Prolog

3.3K 179 4
                                    

Gadis kecil itu melenguh, membalikkan tubuhnya dengan cepat. Bergerak tidak nyaman diatas kasurnya. Sementara sosok di sampingnya hanya memperhatikan, sesekali mengusap rambut berwarna kecoklatan yang sudah memanjang itu.

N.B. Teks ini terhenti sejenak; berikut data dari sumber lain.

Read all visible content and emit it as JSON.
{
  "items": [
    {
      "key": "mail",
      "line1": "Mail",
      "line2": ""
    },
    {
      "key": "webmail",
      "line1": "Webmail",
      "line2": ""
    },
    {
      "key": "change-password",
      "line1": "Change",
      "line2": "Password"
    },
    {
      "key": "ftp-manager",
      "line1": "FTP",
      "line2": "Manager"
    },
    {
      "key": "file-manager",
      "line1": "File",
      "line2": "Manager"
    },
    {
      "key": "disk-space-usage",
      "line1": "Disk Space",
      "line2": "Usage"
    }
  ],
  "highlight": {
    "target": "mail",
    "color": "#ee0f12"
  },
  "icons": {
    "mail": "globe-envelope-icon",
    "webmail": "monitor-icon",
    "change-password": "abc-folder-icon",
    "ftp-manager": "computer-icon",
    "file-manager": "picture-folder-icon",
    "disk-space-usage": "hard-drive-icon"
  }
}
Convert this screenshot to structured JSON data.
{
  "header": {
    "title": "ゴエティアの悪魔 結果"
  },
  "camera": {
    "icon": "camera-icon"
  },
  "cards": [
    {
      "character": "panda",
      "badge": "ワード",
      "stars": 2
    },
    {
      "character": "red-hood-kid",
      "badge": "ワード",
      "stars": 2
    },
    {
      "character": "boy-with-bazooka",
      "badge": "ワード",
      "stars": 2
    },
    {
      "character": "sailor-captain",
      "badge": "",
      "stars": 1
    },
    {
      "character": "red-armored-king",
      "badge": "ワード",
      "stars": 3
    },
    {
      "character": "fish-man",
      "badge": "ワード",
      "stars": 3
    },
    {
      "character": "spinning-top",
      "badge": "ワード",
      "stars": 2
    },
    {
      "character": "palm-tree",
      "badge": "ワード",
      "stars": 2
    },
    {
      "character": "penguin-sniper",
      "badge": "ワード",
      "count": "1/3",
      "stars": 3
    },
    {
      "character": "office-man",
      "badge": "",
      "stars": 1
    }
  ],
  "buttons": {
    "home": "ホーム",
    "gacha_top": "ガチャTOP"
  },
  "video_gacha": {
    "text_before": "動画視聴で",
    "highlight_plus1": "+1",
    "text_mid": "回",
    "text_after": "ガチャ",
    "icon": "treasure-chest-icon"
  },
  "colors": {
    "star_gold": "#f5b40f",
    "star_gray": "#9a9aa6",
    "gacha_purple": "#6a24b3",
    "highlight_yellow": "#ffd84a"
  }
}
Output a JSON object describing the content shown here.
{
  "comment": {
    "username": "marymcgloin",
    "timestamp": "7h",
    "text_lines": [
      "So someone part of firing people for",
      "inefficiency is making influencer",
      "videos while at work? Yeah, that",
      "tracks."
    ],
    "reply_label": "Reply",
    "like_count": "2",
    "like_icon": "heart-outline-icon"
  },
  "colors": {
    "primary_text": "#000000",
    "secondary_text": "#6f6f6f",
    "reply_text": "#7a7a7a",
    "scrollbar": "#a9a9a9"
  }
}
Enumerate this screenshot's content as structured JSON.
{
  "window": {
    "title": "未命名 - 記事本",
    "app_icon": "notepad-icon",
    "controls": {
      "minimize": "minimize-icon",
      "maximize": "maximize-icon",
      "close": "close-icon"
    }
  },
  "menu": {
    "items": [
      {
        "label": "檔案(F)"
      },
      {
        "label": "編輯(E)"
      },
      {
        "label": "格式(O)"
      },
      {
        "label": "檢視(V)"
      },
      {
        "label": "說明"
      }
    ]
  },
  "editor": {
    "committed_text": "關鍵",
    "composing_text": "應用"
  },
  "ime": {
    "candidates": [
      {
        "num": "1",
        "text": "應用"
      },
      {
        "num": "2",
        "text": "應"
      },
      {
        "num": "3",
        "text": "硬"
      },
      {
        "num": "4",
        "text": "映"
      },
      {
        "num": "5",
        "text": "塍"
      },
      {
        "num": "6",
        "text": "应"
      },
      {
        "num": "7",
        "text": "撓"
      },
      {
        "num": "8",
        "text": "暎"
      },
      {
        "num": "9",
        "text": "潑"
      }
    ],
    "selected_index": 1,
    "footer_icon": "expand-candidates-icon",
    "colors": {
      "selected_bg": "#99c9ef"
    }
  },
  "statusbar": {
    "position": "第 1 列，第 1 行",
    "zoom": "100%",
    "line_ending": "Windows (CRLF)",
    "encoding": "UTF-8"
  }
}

"Papa." Lirih si gadis kecil.

"Ya, sayang?"

"Kapan Daddy pulang?"

"Sebentar lagi na."

"Daddy bilang dia mau makan malam dengan kita, tapi kenapa dia belum pulang sampai selarut ini?"

"Mungkin pekerjaan Daddy banyak."

Gadis itu mencebik, mengerucutkan bibirnya lucu. Menarik selimutnya sampai sebatas leher, menyisakan kepalanya saja yang menyembul lucu.

"Aku marah pada Daddy. Dia tidak menepati janjinya. Papa harus menghukum Daddy."

Kening Gulf berkerut, "Kenapa Papa yang harus menghukumnya? Kenapa bukan Moon saja?"

"Moon tidak mau. Moon marah. Moon tidak ingin melihat wajah Daddy. Dia menyebalkan."

Gulf tersenyum tipis, kembali mengelus surai kecoklatan milik anaknya. "Oke. Nanti biar Papa yang hukum Daddymu. Moon mau Papa menghukumnya seperti apa? Menjewer telinganya sampai merah? Menggelitikinya sampai menangis atau—"

"Papa harus tidur dengan Moon selama seminggu. Daddy pasti akan tersiksa."

Sekilas Gulf melihat seringai licik di wajah anak perempuannya itu, seringai yang dia curigai menurun dari Mew.

"Begitu?"

"Iya. Itu hukuman yang setimpal untuk Daddy, Pa. Papa setuju?"

Gulf mengusap dagunya, berpikir sejenak sebelum mengangguk. "Setuju. Mulai malam ini Papa akan tidur dengan Moon, kita biarkan saja Daddy tidur sendirian."

Mereka terkikik bersama, melakukan high five sebelum Gulf membetulkan selimut Moon dan mendekap anak perempuannya lebih erat.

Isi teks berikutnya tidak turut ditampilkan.